Bref, «bâtir des ponts» devient une nécessité, et œuvrer sur cela pour les générations futures devient une urgence, cela tout en entreprenant des projets qui peuvent préparer la communauté à s’intégrer à travers la littérature, les sports, la musique, la cuisine, etc. Il est nécessaire d’inculquer la notion de l’émission des passerelles comme un critère inhérent à la construction de l’humain, et surtout à la mise en valeur de l’art et de l’esthétique dans le processus de l’intégration. Il est nécessaire de prendre conscience du rôle de la culture dans l’épanouissement personnel ainsi que celui de la communauté et aussi des nouvelles générations.

4- L’organisme « E-Passerelle », dont vous êtes le fondateur, a pour but d’organiser des rencontres et débats culturels et littéraires, mais aussi de promouvoir les littératures francophones au Québec et l’édition électronique. À cet égard, qu’est-ce que vous pouvez dire sur la culture québécoise ?

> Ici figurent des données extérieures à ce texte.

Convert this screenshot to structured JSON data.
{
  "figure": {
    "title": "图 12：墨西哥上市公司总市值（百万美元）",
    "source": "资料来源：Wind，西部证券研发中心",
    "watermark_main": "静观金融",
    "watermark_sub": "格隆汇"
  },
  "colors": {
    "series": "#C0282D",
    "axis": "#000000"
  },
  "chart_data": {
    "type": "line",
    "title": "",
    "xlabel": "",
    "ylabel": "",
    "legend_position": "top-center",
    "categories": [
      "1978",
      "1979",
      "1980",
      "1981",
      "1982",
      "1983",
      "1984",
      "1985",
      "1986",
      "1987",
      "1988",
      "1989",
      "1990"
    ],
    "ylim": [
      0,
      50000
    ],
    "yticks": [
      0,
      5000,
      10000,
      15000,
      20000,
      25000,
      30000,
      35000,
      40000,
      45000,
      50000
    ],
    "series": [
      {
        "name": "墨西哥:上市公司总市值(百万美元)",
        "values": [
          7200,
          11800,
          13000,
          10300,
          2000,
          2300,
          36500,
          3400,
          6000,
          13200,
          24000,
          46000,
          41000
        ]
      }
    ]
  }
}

Justement, l’Association Culturelle Passerelle (E-Passerelle) a pour mandat d’œuvrer pour l’interculturalité et pour la promotion de la littérature francophone au sein de la francophonie québécoise. Elle se trouve ainsi au confluent d’une littérature québécoise contemporaine avec sa tradition nationale qui tend vers une confluence post-nationaliste ou « post-québécoise », revendiquant des sensibilités nouvelles à travers des écrits relatant une expérience québécoise, dans un cadre d’hybridité culturelle.

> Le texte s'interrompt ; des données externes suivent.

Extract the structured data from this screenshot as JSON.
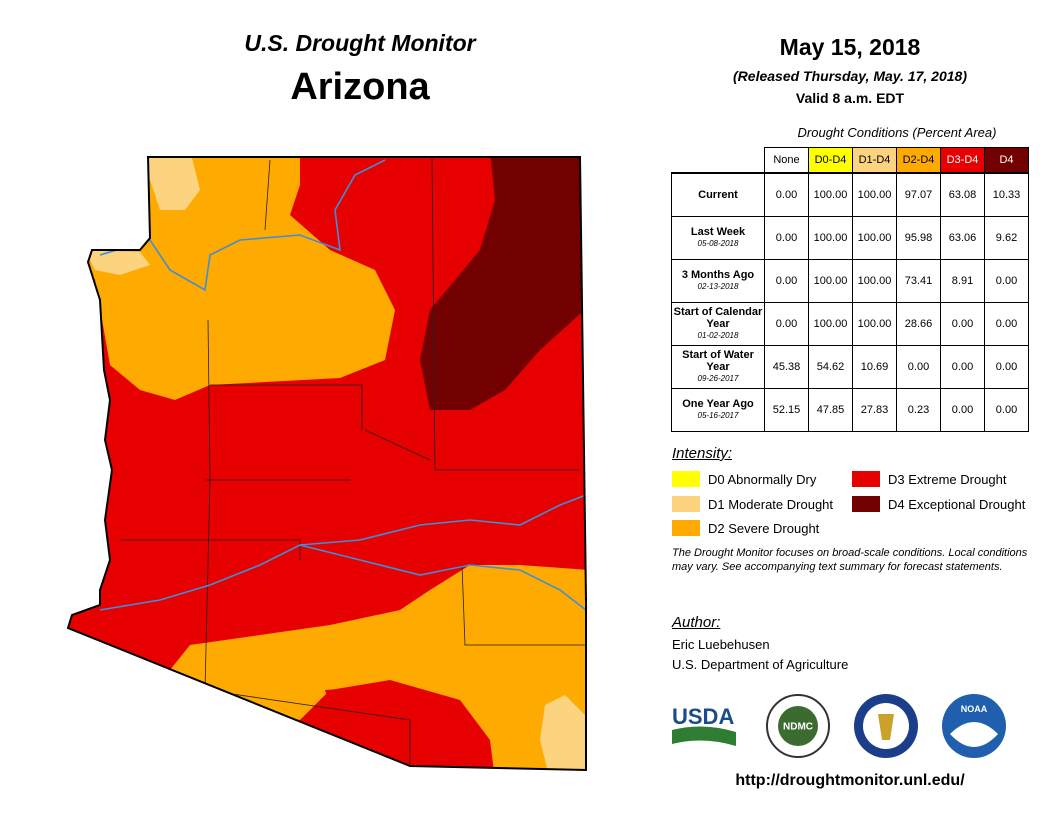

Il est à mentionner cependant que la culture québécoise se retrouve devant des enjeux non négligeables en ce qui a trait à l’insertion des artistes et des auteurs issus des communautés culturelles dans le microcosme culturel québécois. Ainsi, nous nous retrouvons devant des maisons d’édition réticentes à publier des auteurs néo-québécois, des représentations très réduites dans les médias, des Prix culturels non accessibles, etc.

L’enjeu majeur est d’abord de se projeter vers une décolonisation des imaginaires et une reconnaissance substantielle de ces potentialités venues d’ailleurs. Il est à mentionner que le Conseil des arts de Montréal ainsi que le Conseil des arts et des lettres du Québec fournissent des efforts admirables pour ce qui est de l’insertion de ces artistes dans le champ culturel québécois, mais le chemin est encore long.

Aussi, il est remarqué que l’interculturel suscite de moins en moins de l’intérêt de la part des Québécois, cela est dû éventuellement à l’échec des politiques relatives à la gestion du modèle interculturel québécois, et éventuellement aussi au rejet du multiculturalisme par une belle frange de la population canadienne.

Or, l’avancement du dossier des artistes multiethniques au Québec est indéfiniment influencé par ce rejet, encore que ce dossier s’imbrique justement sur celui de l’interculturel et la réticence qu’on y manifeste. Bref, une reconnaissance de balises solides, ancrées dans une base interculturelle, devrait générer des équilibres de pouvoir, surtout en ce qui a trait à la gestion du volet ethnoculturel. Tel est l’enjeu futur à explorer pour converger vers une inclusion effective et définitive.